Satrio Wibowo. 2010. Willy The Chronicles of Flarkies: Petualangan Memasuki Dunia Upside Down. Depok: Imania.
Kisah petualangan bocah bernama Willy Flarkies di negeri Plantsville. Ia senang sekali bermain olahraga Dodgeball (olahraga bola gebok yang populer di Jepang). Ia juga punya problem dengan ‘bullies’ atau nama lainnya adalah kondisi di mana ia diancam oleh anak yang lebih kuat di sekolahnya.
Suatu saat Willy berkenalan dengan seorang tua, Profesor Deviance di sebuah kedai burger. Perkenalan ini membawa Willy berpetualang masuk ke dunia Downside yang merupakan kebalikan dari semua kehidupan nyata (dunia Upside).

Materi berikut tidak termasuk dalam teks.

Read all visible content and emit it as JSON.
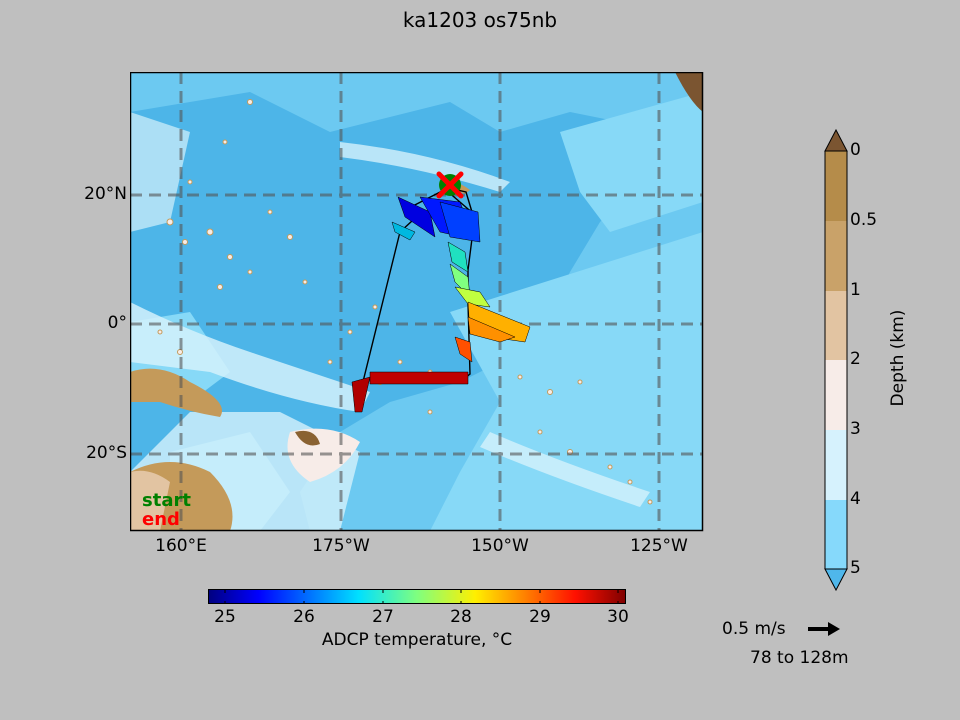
{
  "title": "ka1203 os75nb",
  "map": {
    "lat_labels": [
      "20°N",
      "0°",
      "20°S"
    ],
    "lon_labels": [
      "160°E",
      "175°W",
      "150°W",
      "125°W"
    ],
    "legend": {
      "start": "start",
      "end": "end"
    },
    "markers": [
      {
        "name": "start",
        "symbol": "circle",
        "color": "#008000",
        "lon": -158,
        "lat": 21.3
      },
      {
        "name": "end",
        "symbol": "x",
        "color": "#ff0000",
        "lon": -158,
        "lat": 21.3
      }
    ],
    "colors": {
      "deep": "#87d9f7",
      "mid": "#4db5e8",
      "shallow": "#d4f1fb",
      "land": "#c49a5a",
      "gridline": "#555555"
    }
  },
  "depth_colorbar": {
    "label": "Depth (km)",
    "ticks": [
      "0",
      "0.5",
      "1",
      "2",
      "3",
      "4",
      "5"
    ],
    "colors": [
      "#b58c4a",
      "#c9a269",
      "#e2c4a2",
      "#f7ece8",
      "#d6f2fd",
      "#86d9fb"
    ],
    "over_color": "#7b5531",
    "under_color": "#4fb7eb"
  },
  "temp_colorbar": {
    "label": "ADCP temperature, °C",
    "ticks": [
      "25",
      "26",
      "27",
      "28",
      "29",
      "30"
    ],
    "range": [
      24.8,
      30.1
    ]
  },
  "scale": {
    "text": "0.5 m/s",
    "depth_range": "78 to 128m"
  }
}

Seperti Harry Potter yang dunia nyatanya adalah dunia muggle lalu pergi ke dunia penyihir. Willy pun begitu. Ibunya dan sang profesor memutuskan agar Willy bersekolah di sana. Sekolah ‘Dalliance’ di mana segala hal yang tidak mungkin, dapat menjadi mungkin di sana.
Willy pun seperti Harry Potter menemukan petualangan dengan peta ajaib. Mengikuti Imagination Class yang sangat menakjubkan di mana semua khayalannya seperti menjadi Superman, Super Willy, menjadi nyata. Menemukan bahwa Nerd atau kutu buku yang culun di sana malah menjadi bully pengganggu. Menemukan kenyataan juga bahwa anak yang lebih besar menjadi temannya. Mengikuti olahraga ajaib. Turnamen Big Street Games. Petualangannya berjalan terus dalam bab bab selanjutnya, dengan sebuah misi yang dapat diselesaikan dengan penuh perjuangan yang berakhir dengan indah.
“Sebujah kisah menarik mengingat novel terjemahan (dari Bahasa Inggris) ini justru ditulis oleh remaja yang baru berusia 12 tahun. Imajinasinya yang liar menjadi gambaran bagaimana remaja ini mampu menembus ruang dan waktu. Tokoh Willy Flarkies yang bertualang di dunia Upside Down dan berhadapan dengan peristiwa-peristiwa mendebarkan memancing rasa ingin tahu bagaimana ujung penyelesaiannya.”
— Langit Kresna Hariadi, penulis novel best seller Gadjah Mada.
“Perwujudan imajinasi liar benak muda yang belum terkekang kedewasaan Novel ini kaya akan referensi budaya populer yang dapat membuat rekan-rekan seusia pengarang tersenyum karena merasakan keterkaitan dengan dunia mereka sendiri.”
— Tyas Palar, penulis novel The Death to Come, novel pertama dari trilogi The Search for Merlin.